Is It Wise To Wait For Mortgage Lending Rates To Come Back Down?
The numbers tell the story: Mortgage rates are on the rise. Demand for home loans is falling. And borrowers are wondering if the door has closed on home loans that come with an unbelievably low rate.
If you’re on the fence about buying a new home, or you’re holding off on refinancing, you might find that hesitating to sign on the dotted line could cost you plenty down the road. Experts who monitor rates say that indicators point to a continued rise in rates, which means the days of rock bottom rates could well be over.
Mortgage Demand Drops
In February of 2021, Mortgage Bankers Association (MBA) forecaster Joel Kan noted that “Mortgage rates have increased in six of the last eight weeks, with the benchmark 30-year fixed rate last week climbing above 3% to its highest level since September 2020.”
Around the same time, refinance applications were down 11%, and refi loans also saw a measurable decline: They accounted for 68.5% of mortgage applications, a decline from 69.3% the previous week.
Rising Rates Are Raising Concerns
Here’s the big money question: If you’re considering taking out a new home loan or finalizing a refinancing, should you wait for the return of lower rates?

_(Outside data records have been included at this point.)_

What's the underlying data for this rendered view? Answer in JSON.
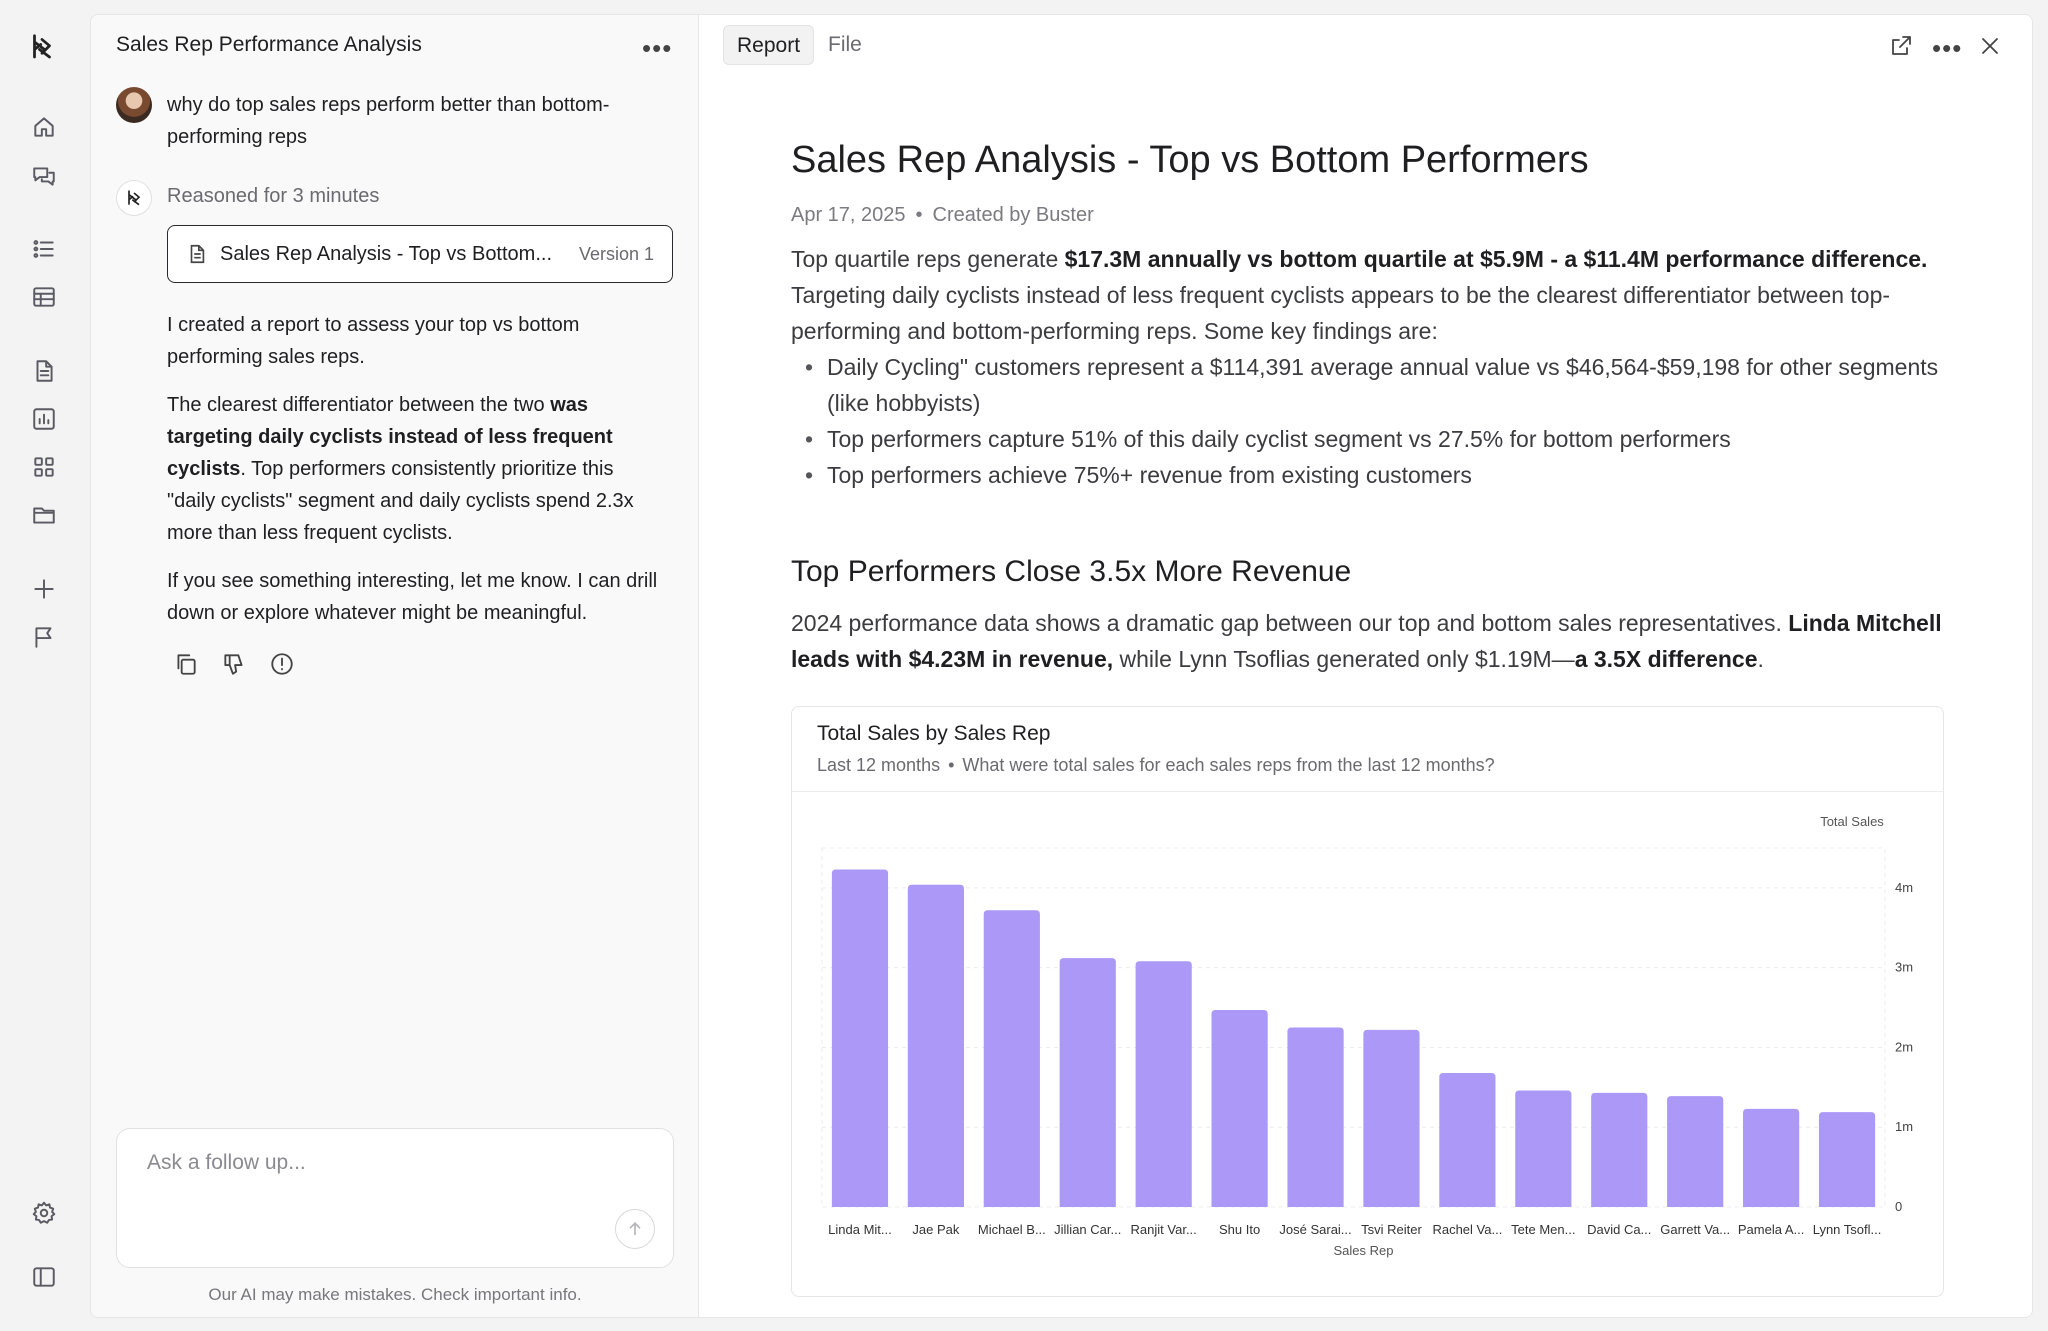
{
  "sidebar": {
    "icons": [
      "logo-icon",
      "home-icon",
      "chats-icon",
      "list-icon",
      "table-icon",
      "document-icon",
      "chart-icon",
      "grid-icon",
      "folder-icon",
      "plus-icon",
      "flag-icon",
      "settings-icon",
      "panel-toggle-icon"
    ]
  },
  "chat": {
    "title": "Sales Rep Performance Analysis",
    "user_message": "why do top sales reps perform better than bottom-performing reps",
    "reasoning": "Reasoned for 3 minutes",
    "file_card": {
      "name": "Sales Rep Analysis - Top vs Bottom...",
      "version": "Version 1"
    },
    "response": {
      "p1": "I created a report to assess your top vs bottom performing sales reps.",
      "p2_a": "The clearest differentiator between the two ",
      "p2_b": "was targeting daily cyclists instead of less frequent cyclists",
      "p2_c": ". Top performers consistently prioritize this \"daily cyclists\" segment and daily cyclists spend 2.3x more than less frequent cyclists.",
      "p3": "If you see something interesting, let me know. I can drill down or explore whatever might be meaningful."
    },
    "followup_placeholder": "Ask a follow up...",
    "disclaimer": "Our AI may make mistakes. Check important info."
  },
  "report": {
    "tabs": [
      "Report",
      "File"
    ],
    "title": "Sales Rep Analysis - Top vs Bottom Performers",
    "date": "Apr 17, 2025",
    "author": "Created by Buster",
    "intro_bold": "$17.3M annually vs bottom quartile at $5.9M - a $11.4M performance difference.",
    "intro_a": "Top quartile reps generate ",
    "intro_b": " Targeting daily cyclists instead of less frequent cyclists appears to be the clearest differentiator between top-performing and bottom-performing reps. Some key findings are:",
    "bullets": [
      "Daily Cycling\" customers represent a $114,391 average annual value vs $46,564-$59,198 for other segments (like hobbyists)",
      "Top performers capture 51% of this daily cyclist segment vs 27.5% for bottom performers",
      "Top performers achieve 75%+ revenue from existing customers"
    ],
    "section_title": "Top Performers Close 3.5x More Revenue",
    "section_a": "2024 performance data shows a dramatic gap between our top and bottom sales representatives. ",
    "section_b": "Linda Mitchell leads with $4.23M in revenue,",
    "section_c": " while Lynn Tsoflias generated only $1.19M—",
    "section_d": "a 3.5X difference",
    "section_e": ".",
    "chart_card": {
      "title": "Total Sales by Sales Rep",
      "range": "Last 12 months",
      "question": "What were total sales for each sales reps from the last 12 months?"
    }
  },
  "chart_data": {
    "type": "bar",
    "title": "Total Sales by Sales Rep",
    "xlabel": "Sales Rep",
    "ylabel": "Total Sales",
    "categories": [
      "Linda Mit...",
      "Jae Pak",
      "Michael B...",
      "Jillian Car...",
      "Ranjit Var...",
      "Shu Ito",
      "José Sarai...",
      "Tsvi Reiter",
      "Rachel Va...",
      "Tete Men...",
      "David Ca...",
      "Garrett Va...",
      "Pamela A...",
      "Lynn Tsofl..."
    ],
    "values": [
      4.23,
      4.04,
      3.72,
      3.12,
      3.08,
      2.47,
      2.25,
      2.22,
      1.68,
      1.46,
      1.43,
      1.39,
      1.23,
      1.19
    ],
    "y_unit": "m",
    "yticks": [
      "0",
      "1m",
      "2m",
      "3m",
      "4m"
    ],
    "ylim": [
      0,
      4.5
    ],
    "grid": true,
    "color": "#ab98f7"
  }
}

Peter Warden of The Mortgage Reports says, “There are no obvious and immediate events on my radar that might trigger such a switch and bring significantly lower mortgage rates anytime soon.” Rates are rising because interest on Treasury bonds is rising, and mortgage rates generally track the yield on the 10-year Treasury note.
In addition to the increased bond yields, investors cite the availability of COVID-19 vaccinations and government stimulus checks as economy boosters, and when the economy rallies, inflation and higher interest rates may not be far behind.
The good news: Mortgage rates are still historically low. Mortgage technology and data provider Black Knight reported that an estimated 16.7 million homeowners could save $300 or more per month by opting for a new loan with a lower rate. To be considered a good refinance candidate, you’ll need at least 20% equity in your home as well as a decent credit score.
Whether you’re a refinancing homeowner or a homebuyer, you’ll want to find the lowest possible rate that works best with your financial needs. Because mortgage rates can vary significantly from one lender to another, compare at least five different rate offers. The same holds true when it comes to homeowners insurance – the more you research and review, the better your chances of securing a rate and terms that won’t turn out to be budget busters.